The Robot Reaper Cometh (But It’s Fine, Believe Me)
From the windswept shores of Turnberry, Trump singlehandedly dismantled decades of economic anxiety. “We don’t have enough people,” he said, while surrounded by exactly zero people. “That’s why the robots are perfect — they don’t unionize, they don’t complain, and they never vote Democrat.” Scientists reportedly wept.
Anthropic CEO Cries Doom, Trump Shrugs from the 9th Hole
The CEO of Anthropic warned that AI might erase half of entry-level jobs. Trump responded by nodding confidently and asking if Anthropic is “a Greek yogurt.” He then declared, “We’ve got plants going up like never before. Literal plants. I think they’re tulips. Beautiful.”

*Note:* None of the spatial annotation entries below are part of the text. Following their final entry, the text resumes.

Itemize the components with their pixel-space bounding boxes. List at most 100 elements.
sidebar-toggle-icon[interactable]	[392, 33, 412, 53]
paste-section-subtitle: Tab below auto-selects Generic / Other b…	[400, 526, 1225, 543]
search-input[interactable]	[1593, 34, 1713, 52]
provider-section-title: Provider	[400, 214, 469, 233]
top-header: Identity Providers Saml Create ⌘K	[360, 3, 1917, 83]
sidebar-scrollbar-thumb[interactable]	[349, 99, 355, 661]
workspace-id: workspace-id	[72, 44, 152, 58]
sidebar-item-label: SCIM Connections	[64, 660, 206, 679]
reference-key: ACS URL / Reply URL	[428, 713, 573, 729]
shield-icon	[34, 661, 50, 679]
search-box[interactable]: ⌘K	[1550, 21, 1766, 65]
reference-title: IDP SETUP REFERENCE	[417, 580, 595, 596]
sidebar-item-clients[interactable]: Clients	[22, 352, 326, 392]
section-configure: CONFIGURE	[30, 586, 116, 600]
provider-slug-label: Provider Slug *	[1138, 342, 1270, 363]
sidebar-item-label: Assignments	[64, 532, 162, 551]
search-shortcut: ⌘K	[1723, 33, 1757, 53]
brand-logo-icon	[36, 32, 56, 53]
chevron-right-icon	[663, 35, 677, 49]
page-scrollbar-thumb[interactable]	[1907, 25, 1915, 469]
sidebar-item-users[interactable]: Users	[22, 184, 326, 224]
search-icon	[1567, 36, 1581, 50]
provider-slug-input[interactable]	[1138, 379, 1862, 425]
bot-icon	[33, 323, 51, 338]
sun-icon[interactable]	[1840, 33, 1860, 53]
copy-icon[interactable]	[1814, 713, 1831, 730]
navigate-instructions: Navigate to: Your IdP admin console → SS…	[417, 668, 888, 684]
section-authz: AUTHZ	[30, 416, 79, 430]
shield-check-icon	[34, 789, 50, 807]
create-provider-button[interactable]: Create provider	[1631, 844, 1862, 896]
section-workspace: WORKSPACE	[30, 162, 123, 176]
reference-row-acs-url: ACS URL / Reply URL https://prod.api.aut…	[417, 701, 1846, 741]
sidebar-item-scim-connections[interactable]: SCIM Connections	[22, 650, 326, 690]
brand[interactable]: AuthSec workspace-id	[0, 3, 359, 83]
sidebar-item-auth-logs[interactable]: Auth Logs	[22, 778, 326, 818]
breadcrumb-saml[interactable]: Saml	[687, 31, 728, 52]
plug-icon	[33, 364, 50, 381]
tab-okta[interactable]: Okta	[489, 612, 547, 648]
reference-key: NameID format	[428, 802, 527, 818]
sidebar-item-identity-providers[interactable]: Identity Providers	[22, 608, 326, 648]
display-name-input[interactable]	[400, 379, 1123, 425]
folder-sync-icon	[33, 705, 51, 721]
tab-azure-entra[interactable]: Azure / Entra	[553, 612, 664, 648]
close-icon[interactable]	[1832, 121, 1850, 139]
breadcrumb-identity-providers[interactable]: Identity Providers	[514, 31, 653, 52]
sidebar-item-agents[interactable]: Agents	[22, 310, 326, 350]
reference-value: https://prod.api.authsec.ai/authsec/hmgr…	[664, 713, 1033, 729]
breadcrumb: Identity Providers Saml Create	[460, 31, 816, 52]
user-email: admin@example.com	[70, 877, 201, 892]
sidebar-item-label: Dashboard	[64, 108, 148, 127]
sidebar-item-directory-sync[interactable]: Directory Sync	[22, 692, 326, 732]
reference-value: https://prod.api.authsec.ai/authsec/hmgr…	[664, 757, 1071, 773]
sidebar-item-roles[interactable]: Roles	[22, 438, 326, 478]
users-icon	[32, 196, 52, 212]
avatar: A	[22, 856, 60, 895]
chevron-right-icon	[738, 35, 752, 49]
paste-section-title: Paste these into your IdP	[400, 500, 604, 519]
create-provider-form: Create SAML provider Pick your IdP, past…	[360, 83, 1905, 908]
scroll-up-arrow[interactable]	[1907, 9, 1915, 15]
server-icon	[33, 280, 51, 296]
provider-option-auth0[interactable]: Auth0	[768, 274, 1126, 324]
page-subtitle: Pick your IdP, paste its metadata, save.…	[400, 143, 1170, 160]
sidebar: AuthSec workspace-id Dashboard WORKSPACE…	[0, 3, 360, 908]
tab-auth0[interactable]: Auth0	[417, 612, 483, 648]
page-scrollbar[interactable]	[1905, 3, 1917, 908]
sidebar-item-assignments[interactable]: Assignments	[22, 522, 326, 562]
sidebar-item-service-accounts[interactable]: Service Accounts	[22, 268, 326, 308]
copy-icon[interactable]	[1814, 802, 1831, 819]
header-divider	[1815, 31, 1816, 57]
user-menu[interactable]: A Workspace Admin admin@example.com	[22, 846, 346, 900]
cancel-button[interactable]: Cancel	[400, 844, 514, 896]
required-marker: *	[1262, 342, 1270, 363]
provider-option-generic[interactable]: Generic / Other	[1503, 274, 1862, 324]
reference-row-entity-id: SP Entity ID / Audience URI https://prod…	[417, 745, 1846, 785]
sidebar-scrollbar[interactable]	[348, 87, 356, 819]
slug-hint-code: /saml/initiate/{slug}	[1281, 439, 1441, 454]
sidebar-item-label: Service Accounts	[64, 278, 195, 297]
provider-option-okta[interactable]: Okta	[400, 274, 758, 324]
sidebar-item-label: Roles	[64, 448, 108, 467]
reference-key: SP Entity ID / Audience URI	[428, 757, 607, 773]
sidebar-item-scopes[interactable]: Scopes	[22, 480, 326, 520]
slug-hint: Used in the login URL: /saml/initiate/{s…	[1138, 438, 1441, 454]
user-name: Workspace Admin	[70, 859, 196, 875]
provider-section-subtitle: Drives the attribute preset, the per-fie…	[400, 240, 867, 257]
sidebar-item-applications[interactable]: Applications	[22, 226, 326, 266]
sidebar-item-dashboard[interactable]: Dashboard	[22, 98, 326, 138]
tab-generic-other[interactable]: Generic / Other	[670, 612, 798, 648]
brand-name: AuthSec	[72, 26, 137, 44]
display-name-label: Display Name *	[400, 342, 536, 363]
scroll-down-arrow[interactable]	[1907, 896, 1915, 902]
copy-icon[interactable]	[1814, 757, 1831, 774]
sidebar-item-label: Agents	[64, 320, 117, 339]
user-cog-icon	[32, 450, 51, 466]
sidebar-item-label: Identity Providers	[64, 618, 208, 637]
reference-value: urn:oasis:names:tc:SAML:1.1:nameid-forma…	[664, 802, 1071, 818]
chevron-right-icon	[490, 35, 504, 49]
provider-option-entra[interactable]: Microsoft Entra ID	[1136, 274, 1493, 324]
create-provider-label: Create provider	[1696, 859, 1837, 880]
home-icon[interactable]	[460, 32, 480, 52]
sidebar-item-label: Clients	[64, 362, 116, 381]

America’s New Economy: Robots Build Robots, Humans Sell Hats
According to Trump, the future is “robot forklifts building robot baristas building robot therapists.” Meanwhile, humans will return to their roots: selling patriotic merch and filming TikToks about it. “This is the hottest the U.S. has ever been,” Trump said. Meteorologists remain confused.
Final Solution: Give AI a Job, Then Take Credit for It
Trump concluded heroically: “We gave them the jobs, folks. We let the robots win. That’s the art of the deal.” Sources confirm he later hired an AI to ghostwrite The Art of the Deal 2: The Rise of Ro-bosses.